The tyrosine kinase

What is a tyrosine kinase?

Tyrosine kinase is a specific group of enzymes that are functionally assigned to protein kinases in a biochemical sense. Protein kinases reversibly (possibility of back-reaction) transfer phosphate groups to the OH group (hydroxy group) of the amino acid tyrosine. The phosphate group is transferred to the hydroxy group of the tyrosine of another protein. Through this reversible phosphorylation described above, tyrosine kinases can decisively influence the activity of proteins and therefore play an important role in signal transduction pathways. The function of tyrosine kinases as drug targets is used mainly therapeutically, e.g. in oncology.

The task and function

Tyrosine kinases must first be subdivided into membrane-bound and non-membrane bound tyrosine kinases in order to understand their function. Membrane-bound tyrosine kinases may have their own protein kinase activity, whereby kinase function is activated as part of the receptor complex on the cell membrane. Otherwise, membrane-bound tyrosine kinases may be functionally linked to the receptor complex, but may not be directly localized within it.

In this case, the tyrosine kinase and the receptor create a bond through which a specific signal is transmitted to the kinase via the receptor. In the case of a non-membrane bound tyrosine kinase, the kinase is located either in the cytoplasm or the nucleus of a cell. Depending on the structural design with associated function, different examples of tyrosine kinases can be given.

Examples of membrane-bound tyrosine kinases are the insulin receptor, the EGF receptor, the NGF receptor or the PDGF receptor. This shows that the signaling cascades using tyrosine kinases are vital processes in the human body. The insulin receptor regulates the release of insulin from the pancreas in connection with meals.

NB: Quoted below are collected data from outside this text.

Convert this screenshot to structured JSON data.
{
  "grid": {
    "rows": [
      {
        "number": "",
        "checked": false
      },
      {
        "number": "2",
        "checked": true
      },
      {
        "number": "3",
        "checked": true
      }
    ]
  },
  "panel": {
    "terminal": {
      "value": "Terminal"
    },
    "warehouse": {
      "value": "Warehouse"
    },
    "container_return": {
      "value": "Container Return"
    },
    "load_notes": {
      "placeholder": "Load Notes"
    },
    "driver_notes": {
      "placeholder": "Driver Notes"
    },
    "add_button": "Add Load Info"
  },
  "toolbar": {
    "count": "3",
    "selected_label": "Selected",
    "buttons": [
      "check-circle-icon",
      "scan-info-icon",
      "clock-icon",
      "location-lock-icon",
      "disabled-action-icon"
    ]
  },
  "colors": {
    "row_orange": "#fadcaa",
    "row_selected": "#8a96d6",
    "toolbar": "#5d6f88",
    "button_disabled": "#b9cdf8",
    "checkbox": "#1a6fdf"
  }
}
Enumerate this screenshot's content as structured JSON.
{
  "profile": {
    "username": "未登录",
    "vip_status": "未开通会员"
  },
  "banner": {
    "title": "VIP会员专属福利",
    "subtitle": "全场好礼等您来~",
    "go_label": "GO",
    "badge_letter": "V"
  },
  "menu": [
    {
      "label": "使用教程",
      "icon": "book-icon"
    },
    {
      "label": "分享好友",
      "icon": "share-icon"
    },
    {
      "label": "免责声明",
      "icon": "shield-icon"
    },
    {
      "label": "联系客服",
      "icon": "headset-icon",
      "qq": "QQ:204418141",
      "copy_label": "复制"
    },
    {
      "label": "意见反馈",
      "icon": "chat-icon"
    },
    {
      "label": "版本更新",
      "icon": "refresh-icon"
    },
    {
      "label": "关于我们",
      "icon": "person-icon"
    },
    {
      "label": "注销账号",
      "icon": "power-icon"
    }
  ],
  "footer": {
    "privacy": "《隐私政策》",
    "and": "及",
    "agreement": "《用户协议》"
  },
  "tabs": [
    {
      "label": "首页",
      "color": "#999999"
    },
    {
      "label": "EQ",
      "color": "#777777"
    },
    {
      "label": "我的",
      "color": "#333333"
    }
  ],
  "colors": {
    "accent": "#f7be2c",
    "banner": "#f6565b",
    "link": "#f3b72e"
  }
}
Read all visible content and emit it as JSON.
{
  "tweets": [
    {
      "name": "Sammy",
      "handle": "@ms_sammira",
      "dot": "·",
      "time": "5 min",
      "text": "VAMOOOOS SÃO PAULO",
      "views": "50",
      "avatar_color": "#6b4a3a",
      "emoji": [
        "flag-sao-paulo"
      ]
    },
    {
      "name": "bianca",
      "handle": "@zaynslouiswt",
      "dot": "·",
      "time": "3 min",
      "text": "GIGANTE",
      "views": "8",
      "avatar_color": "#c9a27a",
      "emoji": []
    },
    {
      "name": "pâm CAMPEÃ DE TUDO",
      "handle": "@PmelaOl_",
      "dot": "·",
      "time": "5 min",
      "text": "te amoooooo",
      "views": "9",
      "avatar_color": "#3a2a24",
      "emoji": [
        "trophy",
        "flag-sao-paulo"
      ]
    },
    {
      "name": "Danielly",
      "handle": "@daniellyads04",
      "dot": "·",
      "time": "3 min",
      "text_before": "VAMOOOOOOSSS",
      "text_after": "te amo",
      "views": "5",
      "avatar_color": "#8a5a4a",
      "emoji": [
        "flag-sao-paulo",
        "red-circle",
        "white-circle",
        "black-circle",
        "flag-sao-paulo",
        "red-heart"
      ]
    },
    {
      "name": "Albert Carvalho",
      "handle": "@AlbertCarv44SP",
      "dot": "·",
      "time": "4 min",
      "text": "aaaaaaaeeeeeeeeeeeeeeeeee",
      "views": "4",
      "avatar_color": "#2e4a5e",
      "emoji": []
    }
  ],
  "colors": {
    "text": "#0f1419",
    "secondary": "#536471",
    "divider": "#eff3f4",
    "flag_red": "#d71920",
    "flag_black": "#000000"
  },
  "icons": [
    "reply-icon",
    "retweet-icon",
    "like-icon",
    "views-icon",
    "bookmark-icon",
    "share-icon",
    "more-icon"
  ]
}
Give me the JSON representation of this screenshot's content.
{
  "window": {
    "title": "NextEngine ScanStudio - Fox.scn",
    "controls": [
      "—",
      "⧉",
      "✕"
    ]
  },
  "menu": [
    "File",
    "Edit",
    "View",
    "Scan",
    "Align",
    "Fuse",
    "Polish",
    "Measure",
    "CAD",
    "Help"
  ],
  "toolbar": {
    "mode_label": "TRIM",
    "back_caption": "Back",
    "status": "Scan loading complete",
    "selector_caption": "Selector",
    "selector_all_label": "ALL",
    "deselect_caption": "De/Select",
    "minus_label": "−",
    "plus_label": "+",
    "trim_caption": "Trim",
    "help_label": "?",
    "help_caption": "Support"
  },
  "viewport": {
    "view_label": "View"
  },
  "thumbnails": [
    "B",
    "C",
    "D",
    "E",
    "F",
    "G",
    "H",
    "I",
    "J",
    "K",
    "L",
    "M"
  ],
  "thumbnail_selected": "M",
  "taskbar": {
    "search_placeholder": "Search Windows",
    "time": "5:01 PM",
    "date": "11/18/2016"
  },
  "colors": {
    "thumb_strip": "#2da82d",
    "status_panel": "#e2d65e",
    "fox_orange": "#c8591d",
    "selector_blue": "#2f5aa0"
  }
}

The EGF receptor has specific binding sites for several ligands, including EGF or TNF-alpha. As a protein ligand, the EGF (epidermal growth factor) plays a prominent role as a growth factor (cell proliferation and differentiation). TNF-alpha, on the other hand, is one of the strongest pro-inflammatory markers in the human body and plays an important diagnostic role in the diagnosis of inflammation.

PDGF in turn is a growth factor released by thrombocytes (blood platelets), which induces wound closure and, according to current research findings, also plays a role in the development of pulmonary hypertension. Examples of non-membrane bound tyrosine kinases are ABL1 and Janus kinases. In principle, a signaling cascade with specific information always proceeds in the same stereotypical manner in the case of a tyrosine kinase.

First, a suitable ligand must bind to a receptor, which is usually located on the surface of cells. This connection is usually established by a congruent protein structure of ligand and receptor (key-lock principle) or by binding to certain chemical groups of the receptor (phosphate, sulfate groups, etc.). The protein structure of the receptor is changed by the linkage.

Especially in tyrosine kinases, the receptor forms homodimers (two identical protein subunits) or heterodimers (two different protein subunits). This so-called dimerization can lead to an activation of tyrosine kinases, which, as already mentioned above, are located directly in the receptor or on the cytoplasmic side (facing the cell interior) of the receptor. Through activation, hydroxy groups of tyrosine residues of the receptor are linked to phosphate groups (phosphorylation).

This phosphorylation creates recognition sites for intracellularly localized proteins, which can subsequently bind to them. They do this via specific sequences (SH2 domains). After binding to the phosphate groups, highly complex signal cascades are triggered in the cell nucleus, which in turn leads to phosphorylation.

It should be noted that phosphorylation by tyrosine kinases can influence the activity of proteins in both directions. On the one hand, they can be activated, but on the other hand they can also be inactivated.Thus, it becomes apparent that a dysbalance in tyrosine kinase activity can lead to an over-stimulation of growth factor-associated processes, which ultimately leads to increased proliferation and de-differentiation (loss of cellular genetic material) of body cells. These are the classical processes of tumor development. However, defective regulatory mechanisms of tyrosine kinases also play a decisive role in the development of diabetes mellitus (insulin receptor), arteriosclerosis, pulmonary hypertension, certain forms of leukemia (especially CML) or non-small cell lung cancer (NSCLC).